Online Partner

Appendix

Instructions for handling personal data

2019-06-18

In addition to what is already stated in this agreement, the Personal Data Assistant must also follow the instructions below:

Personal data processing

Purpose The system itself is for a secure test situation, to perform tests digitally but make cheating impossible by surfing the web and the like.
Categories of personal data The following categories may appear in the processing of personal data.

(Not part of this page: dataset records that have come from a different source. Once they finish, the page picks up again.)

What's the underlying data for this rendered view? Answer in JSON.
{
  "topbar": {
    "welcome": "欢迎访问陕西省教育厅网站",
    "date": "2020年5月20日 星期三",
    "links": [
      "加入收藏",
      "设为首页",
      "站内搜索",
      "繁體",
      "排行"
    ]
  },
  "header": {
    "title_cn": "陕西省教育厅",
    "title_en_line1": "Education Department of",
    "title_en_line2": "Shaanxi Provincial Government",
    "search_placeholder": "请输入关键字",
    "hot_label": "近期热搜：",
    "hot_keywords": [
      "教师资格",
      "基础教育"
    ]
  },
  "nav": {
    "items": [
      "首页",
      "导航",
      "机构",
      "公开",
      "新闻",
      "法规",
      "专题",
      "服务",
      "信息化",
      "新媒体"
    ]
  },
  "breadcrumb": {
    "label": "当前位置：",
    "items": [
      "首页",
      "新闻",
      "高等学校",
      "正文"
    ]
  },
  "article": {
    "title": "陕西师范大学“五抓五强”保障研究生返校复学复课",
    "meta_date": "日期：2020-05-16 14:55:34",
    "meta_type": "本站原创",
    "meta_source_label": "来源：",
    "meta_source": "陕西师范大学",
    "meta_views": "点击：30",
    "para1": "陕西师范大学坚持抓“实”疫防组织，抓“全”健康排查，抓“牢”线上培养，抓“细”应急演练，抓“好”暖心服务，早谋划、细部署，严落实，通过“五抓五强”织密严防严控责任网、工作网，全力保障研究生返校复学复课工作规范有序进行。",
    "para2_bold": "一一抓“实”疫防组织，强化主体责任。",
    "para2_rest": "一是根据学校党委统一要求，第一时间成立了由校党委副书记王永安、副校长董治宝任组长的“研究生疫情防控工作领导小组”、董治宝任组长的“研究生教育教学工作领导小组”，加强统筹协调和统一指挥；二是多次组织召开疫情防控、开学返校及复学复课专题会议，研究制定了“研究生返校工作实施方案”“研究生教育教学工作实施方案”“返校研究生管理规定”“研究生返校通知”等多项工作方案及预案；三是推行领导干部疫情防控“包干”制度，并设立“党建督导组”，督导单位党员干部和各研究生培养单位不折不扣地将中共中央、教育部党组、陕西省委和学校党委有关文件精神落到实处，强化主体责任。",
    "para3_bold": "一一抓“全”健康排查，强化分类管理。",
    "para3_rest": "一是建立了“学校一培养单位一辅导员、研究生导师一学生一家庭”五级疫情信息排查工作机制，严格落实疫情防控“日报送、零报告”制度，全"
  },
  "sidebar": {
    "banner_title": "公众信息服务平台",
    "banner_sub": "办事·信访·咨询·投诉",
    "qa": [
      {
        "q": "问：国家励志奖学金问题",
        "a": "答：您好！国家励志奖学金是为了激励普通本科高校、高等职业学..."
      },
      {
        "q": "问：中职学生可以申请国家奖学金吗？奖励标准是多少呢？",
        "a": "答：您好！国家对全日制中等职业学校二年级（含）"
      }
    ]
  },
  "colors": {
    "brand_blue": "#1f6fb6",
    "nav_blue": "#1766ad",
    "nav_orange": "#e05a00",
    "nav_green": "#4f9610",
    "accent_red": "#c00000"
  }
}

  1. Personal data attributable to the Personal Data Controller’s staff, mainly contact information;

Name, surname,

Email Address,

Group membership

  1. Personal data attributable to the Personal Data Controller’s students, mainly contact information; and

Name, surname

Email address

Group membership

Categories of registered The categories of registrants include the Personal Data Controller:

  1. Staff;

Employees

  1. Individuals;

Pupils

Special safety requirements The personal data assistant and possibly assistants shall take technical, administrative and organizational measures to ensure a level of safety appropriate to the risk, including;

  1. the ability to continuously ensure the confidentiality, integrity, availability and resilience of the information system and e-services,
  2. the ability to restore availability and access to personal data within a reasonable time in the event of a physical or technical incident; and
  3. a procedure for regularly testing, examining and evaluating the effectiveness of the technical and organizational measures to ensure the safety of treatment.
Logs The Personal Data Assistant and Sub-Assistants shall be responsible for,

  1. the documentation of the access (logs) shows the measures that have been taken with information about a registered person,
  2. the logs indicate at which unit the measures were taken,
  3. the logs indicate the time at which the measures were taken,
  4. the identity of the user and the data subject is stated in the logs,
  5. systematic and recurring random checks of the logs are made, and
  6. checks of the logs are documented.
Transfer of personal data to third countries As part of the Personal Assistant’s performance of the services delivered in accordance with the Service Agreement, deidentified personal data related to support matters and personal data in the form of contact information such as name, telephone number and e-mail address attributable to the Personal Data Officer’s staff may be transferred to the Personal Assistant’s subcontractor.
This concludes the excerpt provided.